RED BLENDS MEDAL WINNERS

 
White Blends
 
Category Overview by Judge Michael Godel
 

As I pen this special feature about White Blends (including Tidal Bay) for the 2022 WineAlign National Wine Awards of Canada, the irony of writing and filing from Wolfville, Nova Scotia is not lost on the exercise. Tidal Bay is arguably the most creative, well-conceived, essential and successful appellative white blend category in Canada. Emulating the concept is something no other province or wine region has truly tried. Sure, it is apparent that obstacles like parochial politics, federal and provincial tax structures and a hierarchy of wine establishments stand in the emulative way but for other Canadian wine regions the time has surely come to make it so. Look at the NWAC medal results for this year’s white blends to know there is little doubt the category is already great and could be so much more.

White blends can mean many things. Let’s first look at the aforementioned Tidal Bay, an appellative wine created by the Wineries of Nova Scotia a dozen years ago that can be made from three categories of permitted grapes. The first are neutral or “less aromatic,” as in l’acadie blanc, vidal, seyval and geisenheim 318. If it’s made as a varietal wine that grape must come from this first category. Tidal Bay blends must contain a majority from the first list plus the second category of permissible grapes considered “aromatic.” These cannot make up more than 49 per cent of the wine and they are riesling, chardonnay, pinot blanc, pinot gris, chasselas, auxerrois, ortega, siegerebbe, geisenheim 319, 322, 6495-3, minnesota muscat, frontenac gris, frontenac blanc, cayuga, petit milo, siegfried and kentville white varieties. Finally, the third and truly optional category are “very” aromatic and cannot make up more than 15 per cent of the blend; they are gewürztraminer, perle of csaba, traminette, valvin, new york muscat and vinifera muscat varieties.

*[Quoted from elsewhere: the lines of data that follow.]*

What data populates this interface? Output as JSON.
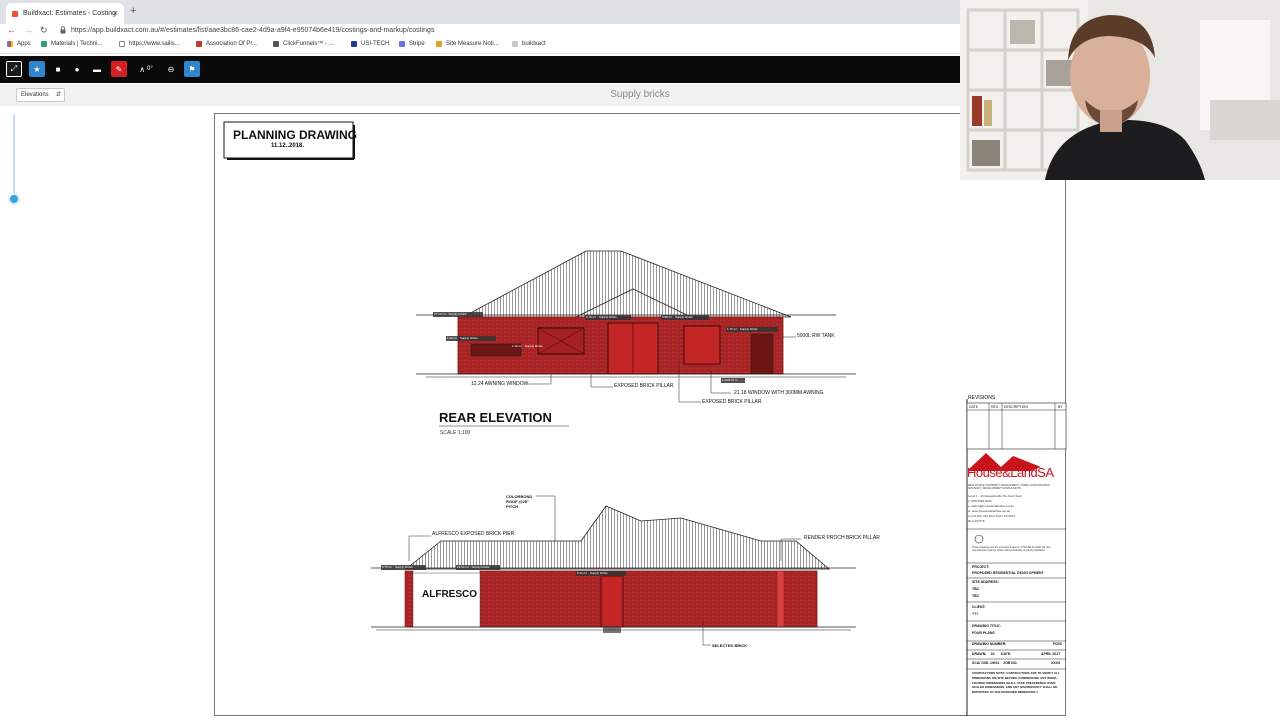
{
  "browser": {
    "tab_title": "Buildxact: Estimates - Costing",
    "tab_close": "×",
    "new_tab": "+",
    "url": "https://app.buildxact.com.au/#/estimates/list/aae3bc86-cae2-4d9a-a9f4-e95074b6e419/costings-and-markup/costings",
    "bookmarks": [
      "Apps",
      "Materials | Techni...",
      "https://www.sailis...",
      "Association Of Pr...",
      "ClickFunnels™ - ...",
      "USI-TECH",
      "Stripe",
      "Site Measure Noti...",
      "buildxact"
    ]
  },
  "toolbar": {
    "zoom_label": "0°"
  },
  "subbar": {
    "view_select": "Elevations",
    "page_title": "Supply bricks"
  },
  "drawing": {
    "title_block": {
      "title": "PLANNING DRAWING",
      "date": "11.12..2018."
    },
    "rear": {
      "heading": "REAR ELEVATION",
      "scale": "SCALE 1:100",
      "labels": {
        "tank": "5000L RW TANK",
        "awning_window": "12.24 AWNING WINDOW",
        "brick_pillar": "EXPOSED BRICK PILLAR",
        "window_3000": "21.18 WINDOW WITH 300MM AWNING",
        "brick_pillar_2": "EXPOSED BRICK PILLAR"
      },
      "markups": [
        "27.13 m² · Supply bricks",
        "9.16 m² · Supply bricks",
        "5.08 m² · Supply bricks",
        "1.76 m² · Supply bricks",
        "1.63 m² · Supply bricks",
        "1.16 m² · Supply bricks",
        "1.34/4.57 m"
      ]
    },
    "side": {
      "roof_label": "COLORBOND ROOF @25° PITCH",
      "labels": {
        "alfresco_pier": "ALFRESCO EXPOSED BRICK PIER",
        "porch_pillar": "RENDER PROCH BRICK PILLAR",
        "selected_brick": "SELECTED BRICK",
        "alfresco": "ALFRESCO"
      },
      "markups": [
        "0.75 m² · Supply bricks",
        "22.54 m² · Supply bricks",
        "5.21 m² · Supply bricks"
      ]
    },
    "titleblock": {
      "revisions": "REVISIONS",
      "cols": [
        "DATE",
        "REV",
        "DESCRIPTION",
        "BY"
      ],
      "company": "House&LandSA",
      "company_tag": "REAL ESTATE | PROPERTY MANAGEMENT | HOME LOANS BUILDING ADVISORY | DEVELOPMENT CONSULTANTS",
      "address": [
        "Level 1 - 10 Dequetteville Tce Kent Town",
        "p: (08) 8362 0022",
        "e: admin@houseandlandsa.net.au",
        "w: www.houseandlandsa.net.au",
        "a: P.O Box 344 Kent Town SA 5071",
        "RLA 204776"
      ],
      "notice": "These drawings are the exclusive property of HOUSE & LAND SA. Any reproduction in part or whole without authority is strictly prohibited.",
      "project_label": "PROJECT:",
      "project": "PROPOSED RESIDENTIAL DEVELOPMENT",
      "site_label": "SITE ADDRESS:",
      "site": [
        "TBC",
        "TBC"
      ],
      "client_label": "CLIENT:",
      "client": "???",
      "drawing_title_label": "DRAWING TITLE:",
      "drawing_title": "FOUR PLANS",
      "drawing_number_label": "DRAWING NUMBER:",
      "drawing_number": "PD03",
      "drawn_label": "DRAWN:",
      "drawn": "DI",
      "date_label": "DATE:",
      "date": "APRIL 2017",
      "scale_label": "SCA/ DI/D:",
      "scale": "1/H01",
      "job_label": "JOB NO:",
      "job": "XXXX",
      "contractors_note": "CONTRACTORS NOTE: CONTRACTORS ARE TO VERIFY ALL DIMENSIONS ON-SITE BEFORE COMMENCING ANY WORK. FIGURED DIMENSIONS SHALL TAKE PREFERENCE OVER SCALED DIMENSIONS, AND ANY DISCREPANCY SHALL BE REPORTED TO THE DESIGNER IMMEDIATELY."
    }
  },
  "colors": {
    "brick_fill": "#b52a2a",
    "markup_red": "#cc1f1f",
    "toolbar_blue": "#2e86cf",
    "logo_red": "#c8141b"
  }
}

Got it? Imagine doing something like this in Ontario or B.C. What would the mix, make-up or blend need to be? Non-vinifera and hybrid grape varieties would have a severely lessened importance but in Ontario, as an example, why not try something akin to 75 per cent minimum “lesser” aromatic white grapes and no more than 15 per cent of either aromatic or non-vinifera varieties allowed in the mix. Give or take some percentage points in each of the three categories, more or less. Why not tie the appellative room together and encourage wineries to produce a blend under one common name? Imagine the marketing potential. But I digress, and now it is time to get to the results. There were 55 medals awarded in this broad category, surely a record for the competition, including 14 Gold, 13 Silver and 28 Bronze. Some of the top wines are also the most expensive, an indication that growing grapes for the sole and express purpose of crafting a white blend will create some fantastic wines.

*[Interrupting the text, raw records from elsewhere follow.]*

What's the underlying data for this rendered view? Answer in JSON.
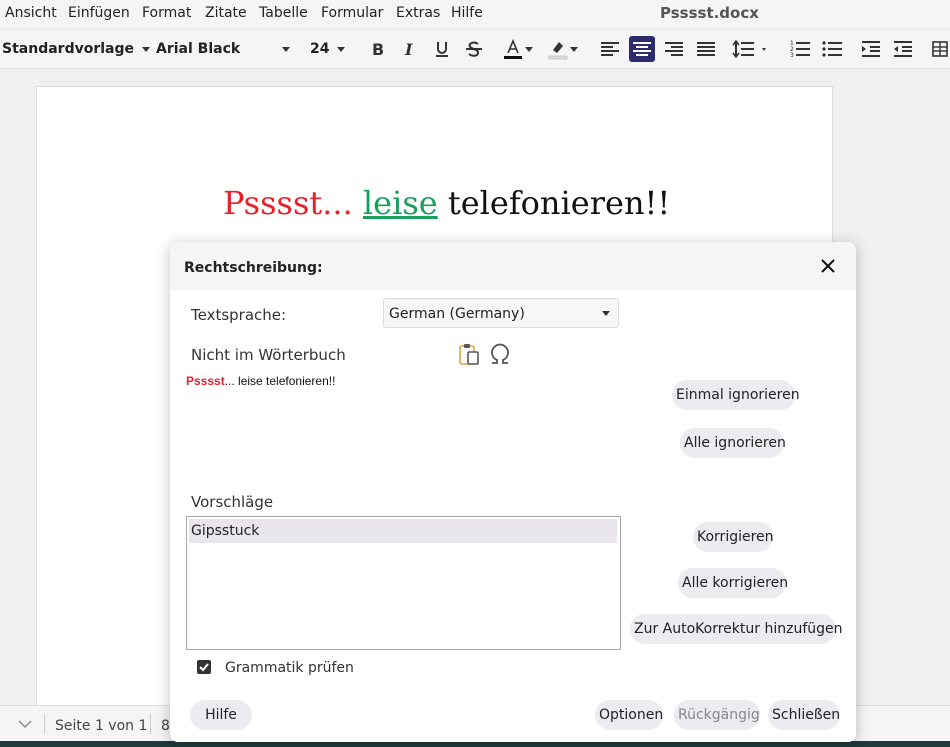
{
  "menubar": {
    "items": [
      "Ansicht",
      "Einfügen",
      "Format",
      "Zitate",
      "Tabelle",
      "Formular",
      "Extras",
      "Hilfe"
    ],
    "doc_title": "Psssst.docx"
  },
  "toolbar": {
    "style_value": "Standardvorlage",
    "font_value": "Arial Black",
    "size_value": "24",
    "active_button": "align-center"
  },
  "document": {
    "heading": {
      "word1": "Psssst...",
      "word2": "leise",
      "word3": "telefonieren!!"
    },
    "colors": {
      "error": "#e8202a",
      "green": "#19a05a"
    }
  },
  "statusbar": {
    "page_text": "Seite 1 von 1",
    "partial": "8"
  },
  "dialog": {
    "title": "Rechtschreibung:",
    "language_label": "Textsprache:",
    "language_value": "German (Germany)",
    "not_in_dict_label": "Nicht im Wörterbuch",
    "sentence": {
      "error_word": "Psssst",
      "rest": "... leise telefonieren!!"
    },
    "buttons": {
      "ignore_once": "Einmal ignorieren",
      "ignore_all": "Alle ignorieren",
      "correct": "Korrigieren",
      "correct_all": "Alle korrigieren",
      "add_autocorrect": "Zur AutoKorrektur hinzufügen",
      "help": "Hilfe",
      "options": "Optionen",
      "undo": "Rückgängig",
      "close": "Schließen"
    },
    "suggestions_label": "Vorschläge",
    "suggestions": [
      "Gipsstuck"
    ],
    "grammar_label": "Grammatik prüfen",
    "grammar_checked": true
  }
}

There were eight Tidal Bay medals awarded and that alone will tell you that the idea is a strong one, especially when all of them are available in 250 mL cans on shelves of the Nova Scotia Liquor Commission. How smart is that! In some cases, the best white blends are Meritage or Bordeaux joints between sémillon and sauvignon blanc, a classic Ontario and B.C. combination that does so well and in so many cases. Still there are many other miscellaneous, variegated, misfit, diversified and motley crews that work so well where the whole is a true sum of the constituent parts. These are wine to be celebrated and encouraged, for their audacity, creativity and just dumb luck. White appellative blends are the future, especially as Canadian growers and producers head deeper and deeper into a future filled with extreme and unpredictable climate change. Being able to mix and match, purpose grow and create blends that make post-modern sense is what everyone, producers and consumers alike, need in white wines across this vast country.